EDIT: what I mean by "speed" trhottle is that it controls the voltage to the motor, not the torque provided by the motor. A true speed trhottle would really use feedback from wheel sensors to maintain a constant speed based on a particular throttle setting, and I have yet to use an ebike controller that does that. (you can do that with the CA, AFAICR, but again, it's not teh cotnroller doing it, it's the external device).



I think that if you ahve enough practice with autocruise, and you aren't on bumpy or vibration-causing roads, or you ahve a VERY hard grip on your throttle so it can't change at all, autocruise as presently implemented in many ebike cotnrollers is probably workable.

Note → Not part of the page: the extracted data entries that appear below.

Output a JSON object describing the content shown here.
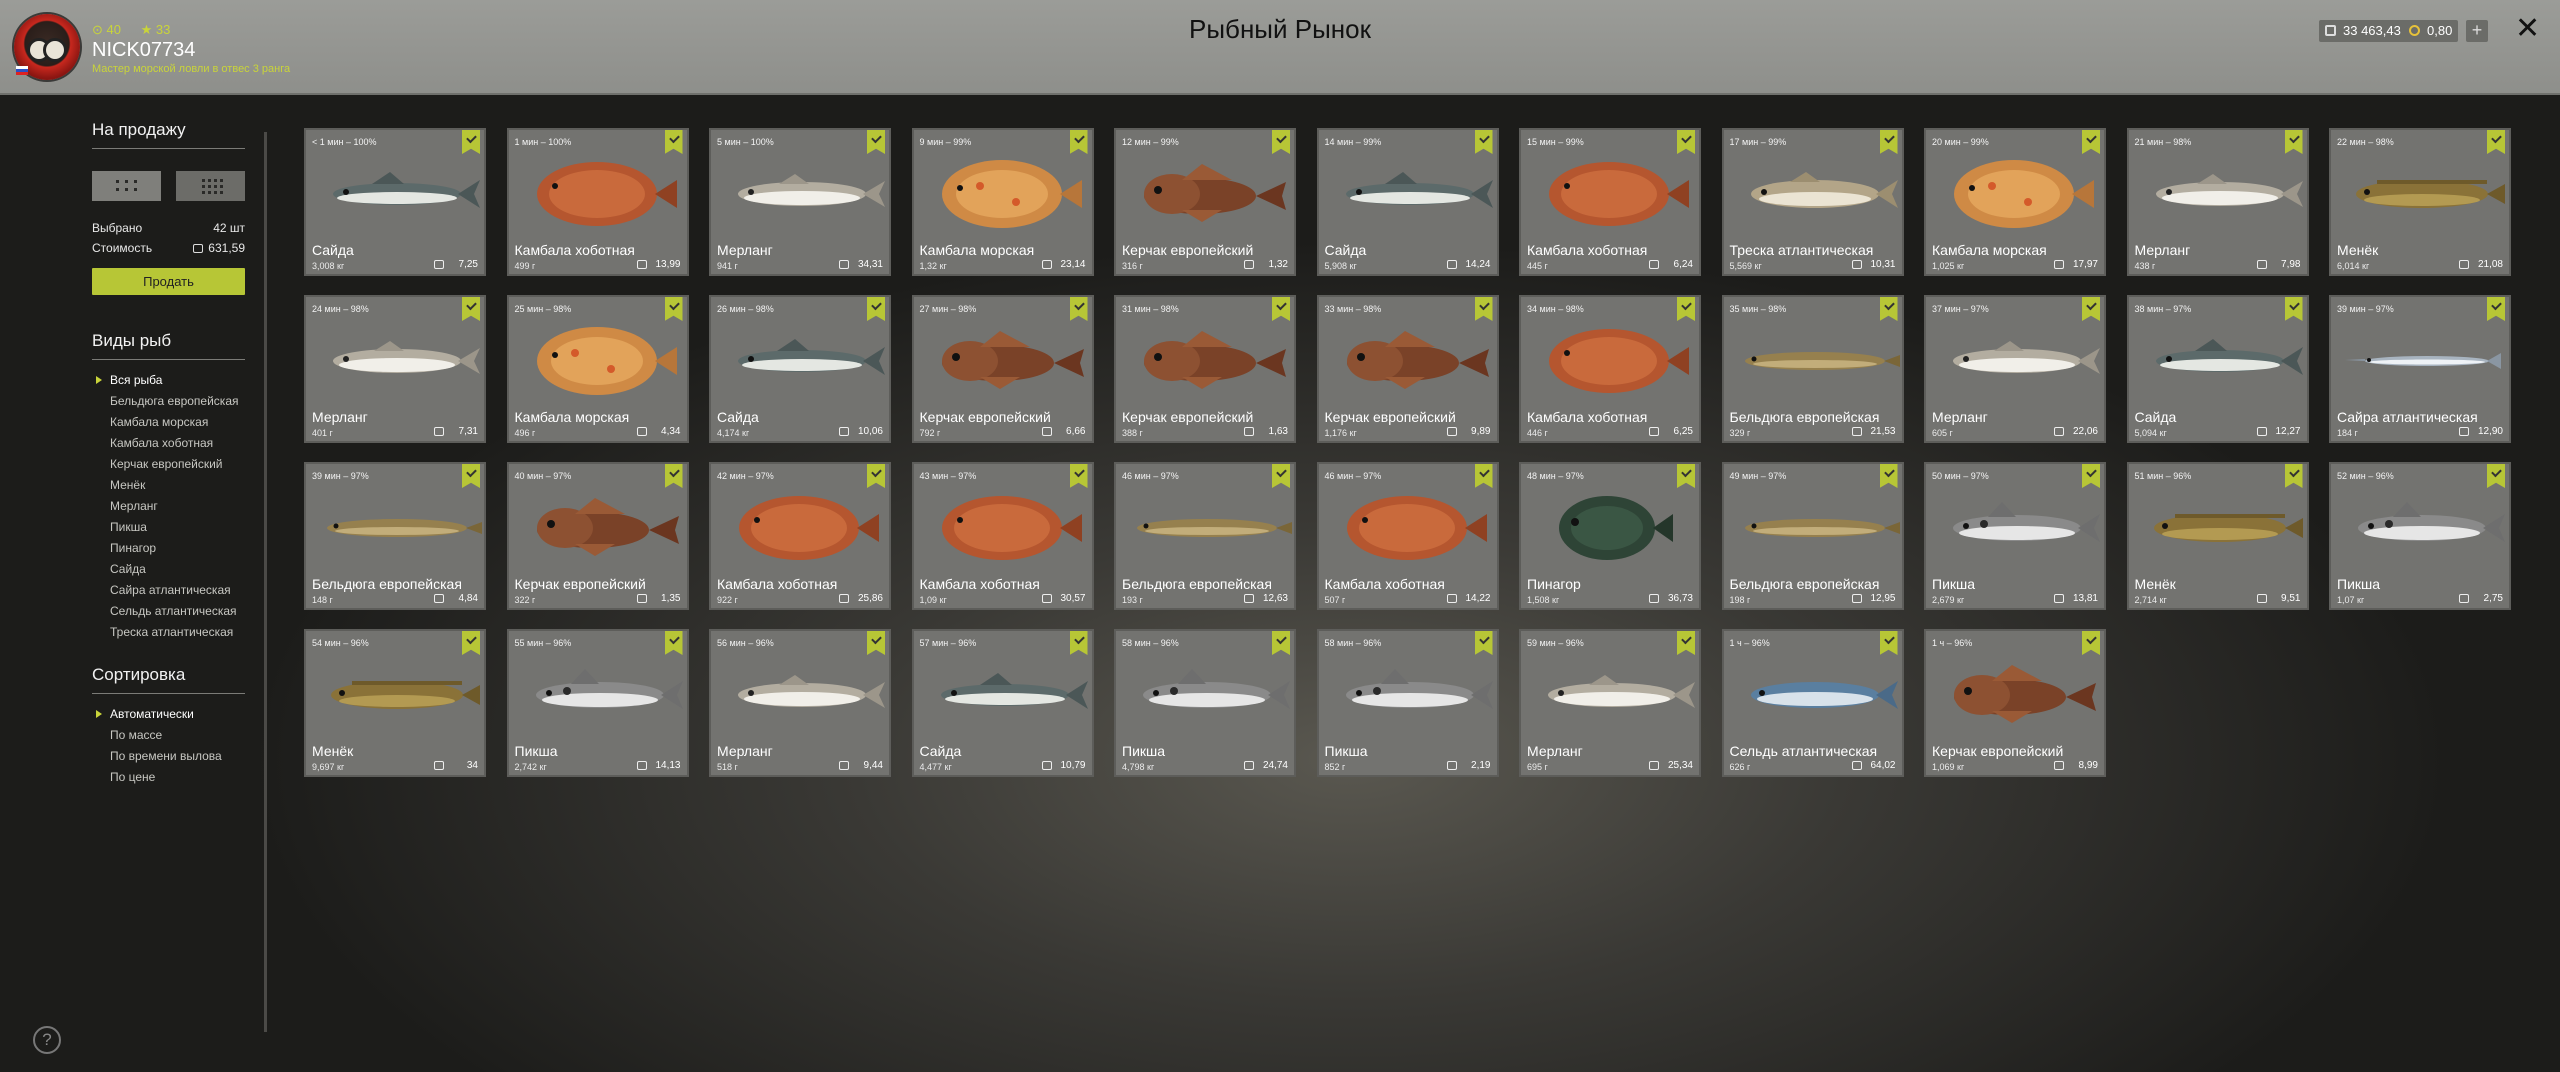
{
  "header": {
    "title": "Рыбный Рынок",
    "player": {
      "nick": "NICK07734",
      "rank": "Мастер морской ловли в отвес 3 ранга",
      "stat1": "40",
      "stat2": "33"
    },
    "silver": "33 463,43",
    "gold": "0,80",
    "plus_label": "+",
    "close_label": "✕"
  },
  "sidebar": {
    "for_sale_title": "На продажу",
    "selected_label": "Выбрано",
    "selected_value": "42 шт",
    "cost_label": "Стоимость",
    "cost_value": "631,59",
    "sell_button": "Продать",
    "species_title": "Виды рыб",
    "species": [
      "Вся рыба",
      "Бельдюга европейская",
      "Камбала морская",
      "Камбала хоботная",
      "Керчак европейский",
      "Менёк",
      "Мерланг",
      "Пикша",
      "Пинагор",
      "Сайда",
      "Сайра атлантическая",
      "Сельдь атлантическая",
      "Треска атлантическая"
    ],
    "sort_title": "Сортировка",
    "sort": [
      "Автоматически",
      "По массе",
      "По времени вылова",
      "По цене"
    ],
    "help_label": "?"
  },
  "colors": {
    "accent": "#b7c636",
    "header": "#9b9c98",
    "card": "#737370"
  },
  "fish": [
    {
      "time": "< 1 мин – 100%",
      "name": "Сайда",
      "weight": "3,008 кг",
      "price": "7,25",
      "kind": "pollock"
    },
    {
      "time": "1 мин – 100%",
      "name": "Камбала хоботная",
      "weight": "499 г",
      "price": "13,99",
      "kind": "flatfish"
    },
    {
      "time": "5 мин – 100%",
      "name": "Мерланг",
      "weight": "941 г",
      "price": "34,31",
      "kind": "whiting"
    },
    {
      "time": "9 мин – 99%",
      "name": "Камбала морская",
      "weight": "1,32 кг",
      "price": "23,14",
      "kind": "plaice"
    },
    {
      "time": "12 мин – 99%",
      "name": "Керчак европейский",
      "weight": "316 г",
      "price": "1,32",
      "kind": "sculpin"
    },
    {
      "time": "14 мин – 99%",
      "name": "Сайда",
      "weight": "5,908 кг",
      "price": "14,24",
      "kind": "pollock"
    },
    {
      "time": "15 мин – 99%",
      "name": "Камбала хоботная",
      "weight": "445 г",
      "price": "6,24",
      "kind": "flatfish"
    },
    {
      "time": "17 мин – 99%",
      "name": "Треска атлантическая",
      "weight": "5,569 кг",
      "price": "10,31",
      "kind": "cod"
    },
    {
      "time": "20 мин – 99%",
      "name": "Камбала морская",
      "weight": "1,025 кг",
      "price": "17,97",
      "kind": "plaice"
    },
    {
      "time": "21 мин – 98%",
      "name": "Мерланг",
      "weight": "438 г",
      "price": "7,98",
      "kind": "whiting"
    },
    {
      "time": "22 мин – 98%",
      "name": "Менёк",
      "weight": "6,014 кг",
      "price": "21,08",
      "kind": "tusk"
    },
    {
      "time": "24 мин – 98%",
      "name": "Мерланг",
      "weight": "401 г",
      "price": "7,31",
      "kind": "whiting"
    },
    {
      "time": "25 мин – 98%",
      "name": "Камбала морская",
      "weight": "496 г",
      "price": "4,34",
      "kind": "plaice"
    },
    {
      "time": "26 мин – 98%",
      "name": "Сайда",
      "weight": "4,174 кг",
      "price": "10,06",
      "kind": "pollock"
    },
    {
      "time": "27 мин – 98%",
      "name": "Керчак европейский",
      "weight": "792 г",
      "price": "6,66",
      "kind": "sculpin"
    },
    {
      "time": "31 мин – 98%",
      "name": "Керчак европейский",
      "weight": "388 г",
      "price": "1,63",
      "kind": "sculpin"
    },
    {
      "time": "33 мин – 98%",
      "name": "Керчак европейский",
      "weight": "1,176 кг",
      "price": "9,89",
      "kind": "sculpin"
    },
    {
      "time": "34 мин – 98%",
      "name": "Камбала хоботная",
      "weight": "446 г",
      "price": "6,25",
      "kind": "flatfish"
    },
    {
      "time": "35 мин – 98%",
      "name": "Бельдюга европейская",
      "weight": "329 г",
      "price": "21,53",
      "kind": "eelpout"
    },
    {
      "time": "37 мин – 97%",
      "name": "Мерланг",
      "weight": "605 г",
      "price": "22,06",
      "kind": "whiting"
    },
    {
      "time": "38 мин – 97%",
      "name": "Сайда",
      "weight": "5,094 кг",
      "price": "12,27",
      "kind": "pollock"
    },
    {
      "time": "39 мин – 97%",
      "name": "Сайра атлантическая",
      "weight": "184 г",
      "price": "12,90",
      "kind": "saury"
    },
    {
      "time": "39 мин – 97%",
      "name": "Бельдюга европейская",
      "weight": "148 г",
      "price": "4,84",
      "kind": "eelpout"
    },
    {
      "time": "40 мин – 97%",
      "name": "Керчак европейский",
      "weight": "322 г",
      "price": "1,35",
      "kind": "sculpin"
    },
    {
      "time": "42 мин – 97%",
      "name": "Камбала хоботная",
      "weight": "922 г",
      "price": "25,86",
      "kind": "flatfish"
    },
    {
      "time": "43 мин – 97%",
      "name": "Камбала хоботная",
      "weight": "1,09 кг",
      "price": "30,57",
      "kind": "flatfish"
    },
    {
      "time": "46 мин – 97%",
      "name": "Бельдюга европейская",
      "weight": "193 г",
      "price": "12,63",
      "kind": "eelpout"
    },
    {
      "time": "46 мин – 97%",
      "name": "Камбала хоботная",
      "weight": "507 г",
      "price": "14,22",
      "kind": "flatfish"
    },
    {
      "time": "48 мин – 97%",
      "name": "Пинагор",
      "weight": "1,508 кг",
      "price": "36,73",
      "kind": "lumpfish"
    },
    {
      "time": "49 мин – 97%",
      "name": "Бельдюга европейская",
      "weight": "198 г",
      "price": "12,95",
      "kind": "eelpout"
    },
    {
      "time": "50 мин – 97%",
      "name": "Пикша",
      "weight": "2,679 кг",
      "price": "13,81",
      "kind": "haddock"
    },
    {
      "time": "51 мин – 96%",
      "name": "Менёк",
      "weight": "2,714 кг",
      "price": "9,51",
      "kind": "tusk"
    },
    {
      "time": "52 мин – 96%",
      "name": "Пикша",
      "weight": "1,07 кг",
      "price": "2,75",
      "kind": "haddock"
    },
    {
      "time": "54 мин – 96%",
      "name": "Менёк",
      "weight": "9,697 кг",
      "price": "34",
      "kind": "tusk"
    },
    {
      "time": "55 мин – 96%",
      "name": "Пикша",
      "weight": "2,742 кг",
      "price": "14,13",
      "kind": "haddock"
    },
    {
      "time": "56 мин – 96%",
      "name": "Мерланг",
      "weight": "518 г",
      "price": "9,44",
      "kind": "whiting"
    },
    {
      "time": "57 мин – 96%",
      "name": "Сайда",
      "weight": "4,477 кг",
      "price": "10,79",
      "kind": "pollock"
    },
    {
      "time": "58 мин – 96%",
      "name": "Пикша",
      "weight": "4,798 кг",
      "price": "24,74",
      "kind": "haddock"
    },
    {
      "time": "58 мин – 96%",
      "name": "Пикша",
      "weight": "852 г",
      "price": "2,19",
      "kind": "haddock"
    },
    {
      "time": "59 мин – 96%",
      "name": "Мерланг",
      "weight": "695 г",
      "price": "25,34",
      "kind": "whiting"
    },
    {
      "time": "1 ч – 96%",
      "name": "Сельдь атлантическая",
      "weight": "626 г",
      "price": "64,02",
      "kind": "herring"
    },
    {
      "time": "1 ч – 96%",
      "name": "Керчак европейский",
      "weight": "1,069 кг",
      "price": "8,99",
      "kind": "sculpin"
    }
  ]
}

But if you're the typical rider on typical roads it's tough to get autocruse to set or unset as needed without a lot of practice--and if you don't even know it is there or how it works when you first go for a ride, if you're riding in dense traffic with unpredictable stuff happening around you, you may not get a second ride until you've reparied yourself and your bike after the autocruise either sets itself when you didn't want/expect it to, or you got distracted trying ot *get* ti to set. :(
 
amberwolf, wouldn't it be good to have manual and auto cruise at the same time, so user have the flexibility and the choice?

e.g. I set auto cruise timing at 8 seconds and also hv a button.

i can choose to activate cruise either by holding it for 8 seconds or by pressing a button with some minimal throttle (then i don't have to hold so long)

i think 8 seconds is a good timing so you wouldn't activate cruise by accidental.

what conflict will it have if both auto cruise and manual cruise are together?
 
Any cruise ONLY with ebrake switches.

With that satisfied, I like 2s auto-cruise. Seems to avoid most of the "hold steady throttle" issue although I'm talking 500-800W mini-motors here.